Notre Dame coach Muffet McGraw is tired of the lack of women coaching women’s basketball — and the lack of women in leadership roles in all facets of life. So when a reporter asked her about her recent announcement that she would no longer hire men on her coaching staff, McGraw took the opportunity to explain in a bracingly honest speech about gendered power.
“Men run the world. Men have the power. Men make the decisions. It’s always the man that is the stronger one,” said McGraw. “When these girls are coming out, who are they looking up to to tell them that’s not the way it has to be? Where better to do that than in sports? All these millions of girls that play sports across the country, we’re teaching them great things about life skills, but wouldn’t it be great if we could teach them to watch how women lead?”
Muffet McGraw: A voice for women.
— NCAA WBB (@ncaawbb) April 4, 2019
Since the passage of Title IX in 1972 forced colleges to provide their women’s sports teams with funding commensurate to what men’s teams get, the number of women coaches has decreased drastically. In 1972, more than 90 percent of women’s college teams across two dozen sports were coached by women. Today, that figure has dropped to about 40 percent, according to the New York Times. In women’s basketball, the highest-profile women’s collegiate sport, 59 percent of coaches are women compared to 79 percent in 1977.

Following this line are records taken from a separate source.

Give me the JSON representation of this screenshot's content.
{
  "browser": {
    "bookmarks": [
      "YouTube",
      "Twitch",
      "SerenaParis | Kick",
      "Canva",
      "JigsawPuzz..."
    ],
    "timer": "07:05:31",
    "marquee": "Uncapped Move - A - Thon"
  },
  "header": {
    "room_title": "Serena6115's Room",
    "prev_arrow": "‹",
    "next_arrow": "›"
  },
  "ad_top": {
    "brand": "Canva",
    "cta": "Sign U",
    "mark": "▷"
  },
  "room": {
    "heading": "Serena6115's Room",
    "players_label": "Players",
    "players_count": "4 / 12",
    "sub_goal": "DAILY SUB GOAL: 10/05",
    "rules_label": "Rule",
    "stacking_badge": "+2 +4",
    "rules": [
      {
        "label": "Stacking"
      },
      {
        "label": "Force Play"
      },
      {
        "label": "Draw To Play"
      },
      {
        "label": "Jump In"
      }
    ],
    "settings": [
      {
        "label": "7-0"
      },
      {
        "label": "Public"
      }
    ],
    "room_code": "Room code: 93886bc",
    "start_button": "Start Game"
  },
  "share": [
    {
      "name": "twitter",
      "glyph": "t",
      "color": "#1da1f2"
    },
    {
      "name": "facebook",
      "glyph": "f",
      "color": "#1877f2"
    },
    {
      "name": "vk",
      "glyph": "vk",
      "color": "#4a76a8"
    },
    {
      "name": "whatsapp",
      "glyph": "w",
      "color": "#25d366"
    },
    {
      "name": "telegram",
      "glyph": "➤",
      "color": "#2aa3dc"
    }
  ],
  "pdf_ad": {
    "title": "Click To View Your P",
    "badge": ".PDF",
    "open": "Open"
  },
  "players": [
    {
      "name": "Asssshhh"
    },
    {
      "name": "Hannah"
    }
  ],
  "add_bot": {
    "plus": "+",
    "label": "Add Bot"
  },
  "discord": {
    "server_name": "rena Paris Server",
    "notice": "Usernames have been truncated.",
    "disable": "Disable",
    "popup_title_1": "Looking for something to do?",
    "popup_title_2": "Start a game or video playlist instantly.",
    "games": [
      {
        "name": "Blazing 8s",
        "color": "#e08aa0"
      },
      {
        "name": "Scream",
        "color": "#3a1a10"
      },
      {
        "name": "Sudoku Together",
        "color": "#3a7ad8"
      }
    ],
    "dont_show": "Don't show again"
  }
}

“When you look at men’s basketball, 99 percent of the jobs go to men. Why shouldn’t 100 or 99 percent of the jobs in women’s basketball go to women?” asked McGraw. “Maybe it’s because we only have 10 percent women athletic directors in Division I. People hire people who look like them. That’s the problem.”
Lack of female leadership, she added, negatively impacts life outside of sports as well.

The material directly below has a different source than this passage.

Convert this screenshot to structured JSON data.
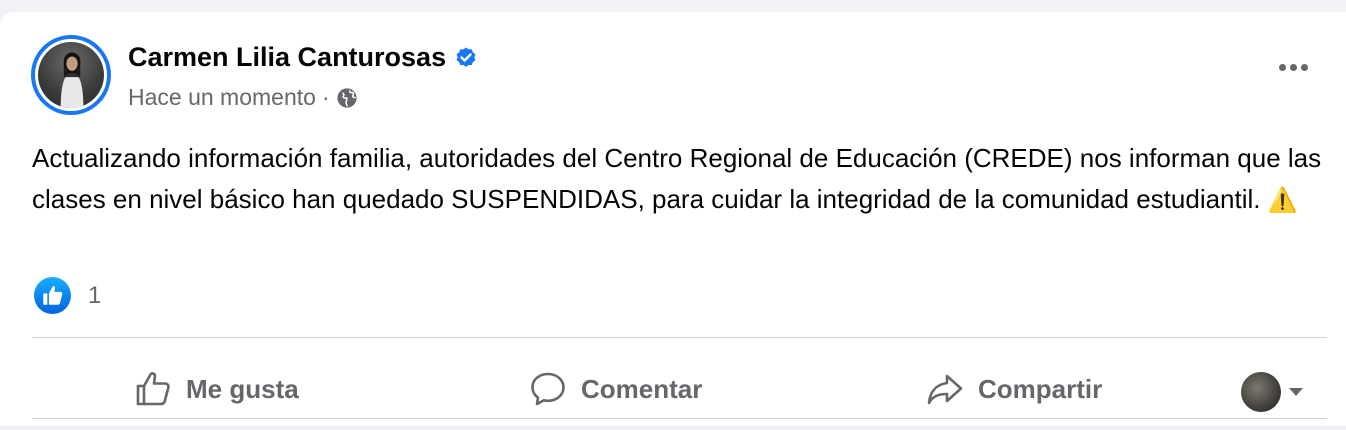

“I’m getting tired of the novelty of the first female governor of this state, the first female African-American mayor of this city,” she said. “When is it going to become the norm instead of the exception? We don’t have enough female role models. We don’t have enough visible women leaders. We don’t have enough women in power.”
The Notre Dame women’s basketball teams will play a national semifinal against UConn on Friday night. UConn is coached by a man, Geno Auriemma, a longtime advocate for women’s leadership in the sport. Nevertheless, Auriemma has vocally opposed blocking men from coaching.
“I hope she sends a thank you to all those guys that used to be on her staff that got her all those good players that won a championship,” he responded to McGraw.